Dude, are you serious? You go plow when you get 3/4" of snow? And sometimes at 1/2"? Bahaahhaa
I plow on an average of 26-32 times a year per acct. at a 3" trigger. During Big storms I let it pile up 4-5" then go out. Theres no way I could do a 1-2" trigger when we get 125" a year. Last season we got 180".


----------



## Plow man Foster (Dec 10, 2010)

7_below;1345954 said:


> Dude, are you serious? You go plow when you get 3/4" of snow? And sometimes at 1/2"? Bahaahhaa
> I plow on an average of 26-32 times a year per acct. at a 3" trigger. During Big storms I let it pile up 4-5" then go out. Theres no way I could do a 1-2" trigger when we get 125" a year. Last season we got 180".

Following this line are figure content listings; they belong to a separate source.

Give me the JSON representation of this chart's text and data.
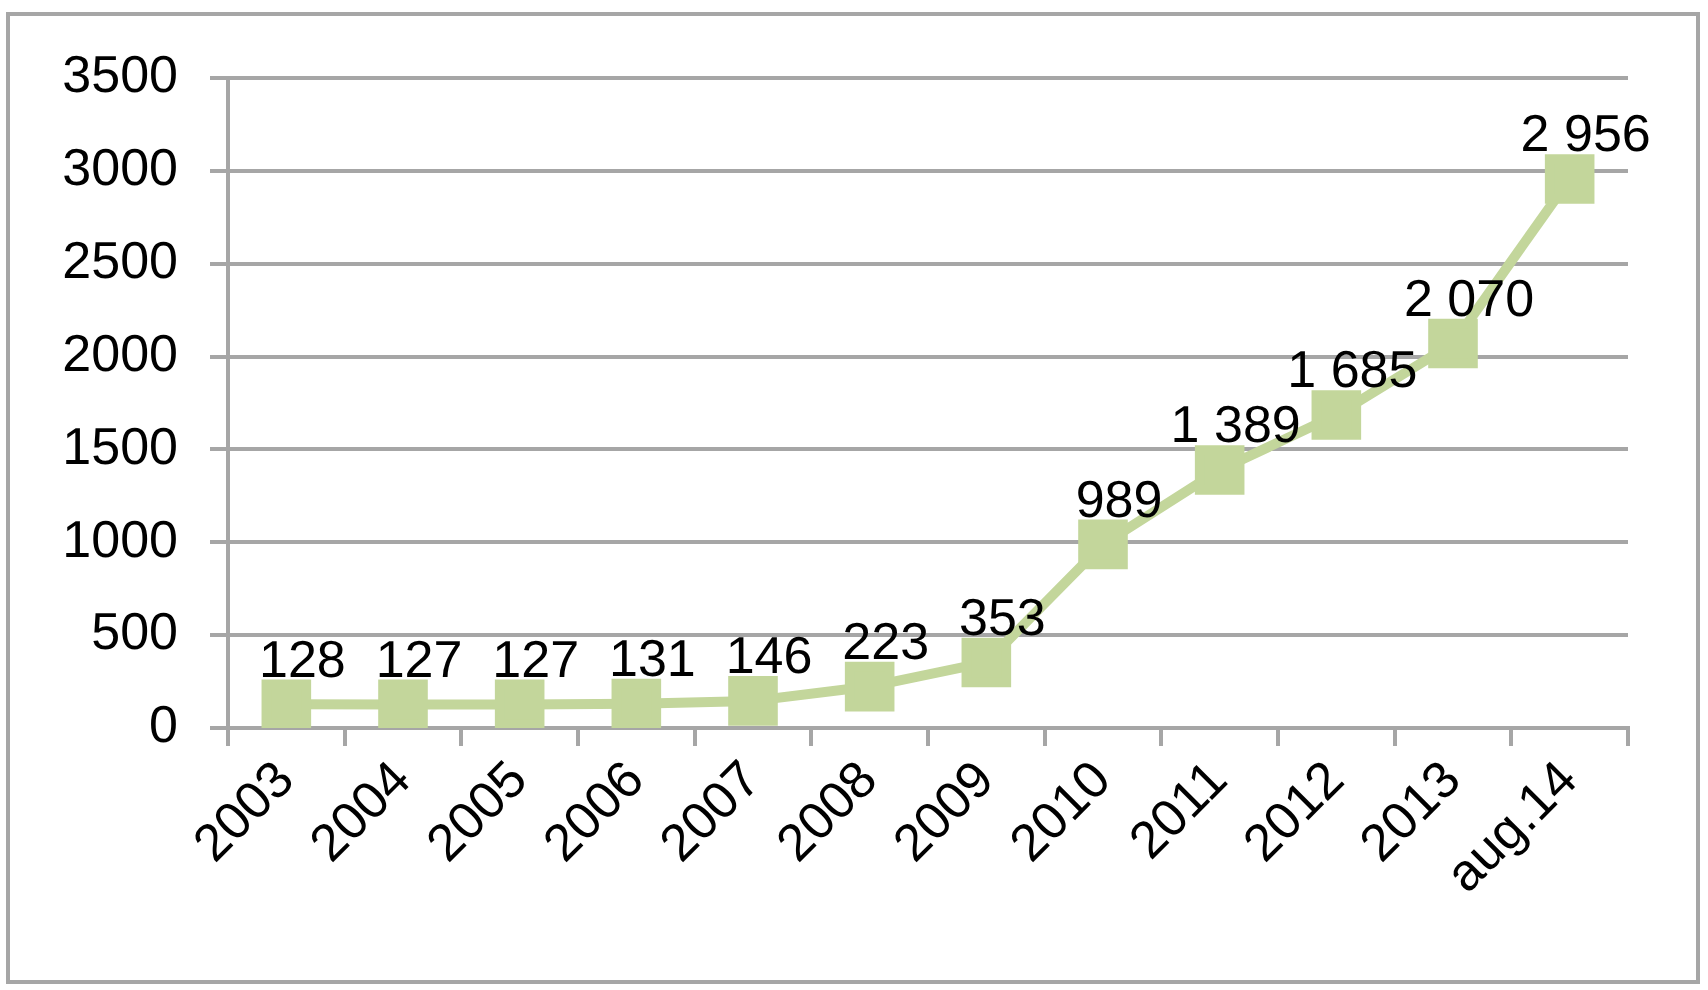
{
  "chart_data": {
    "type": "line",
    "categories": [
      "2003",
      "2004",
      "2005",
      "2006",
      "2007",
      "2008",
      "2009",
      "2010",
      "2011",
      "2012",
      "2013",
      "aug.14"
    ],
    "series": [
      {
        "color": "#c3d69b",
        "values": [
          128,
          127,
          127,
          131,
          146,
          223,
          353,
          989,
          1389,
          1685,
          2070,
          2956
        ],
        "value_labels": [
          "128",
          "127",
          "127",
          "131",
          "146",
          "223",
          "353",
          "989",
          "1 389",
          "1 685",
          "2 070",
          "2 956"
        ]
      }
    ],
    "ylim": [
      0,
      3500
    ],
    "yticks": [
      0,
      500,
      1000,
      1500,
      2000,
      2500,
      3000,
      3500
    ],
    "grid": "y",
    "legend": false,
    "marker": "square",
    "line_style": "solid"
  }
}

i went out 22 times last yr.

:laughing::laughing: if i let my drives hit 4-5" i would be sooooo fired!
Thats 2 pushes for me!


----------



## PLOWMAN45 (Jul 2, 2003)

mine are 3 inches unless they have alot of slushy ice they want removed


----------



## 7_below (Dec 9, 2009)

Plow man Foster;1345967 said:


> i went out 22 times last yr.
> 
> :laughing::laughing: if i let my drives hit 4-5" i would be sooooo fired!
> Thats 2 pushes for me!


That's 4-5" during overnight snowfall. Why go out and plow when you hit 3" at midnight? Most of my clients aren't going anywhere in a sh!t storm. I let it pile up and clear em out by 7am. Daytime snowfall I'm on top of.


----------



## Plow man Foster (Dec 10, 2010)

7_below;1346019 said:


> That's 4-5" during overnight snowfall. Why go out and plow when you hit 3" at midnight? Most of my clients aren't going anywhere in a sh!t storm. I let it pile up and clear em out by 7am. Daytime snowfall I'm on top of.


Ohhh! Okay i see you! 
Yeah thats what we do! I try to just push it when ever the storm stops. So if it stops and be done by 7AM. At 7 im usually just driving around checking lots and such...


----------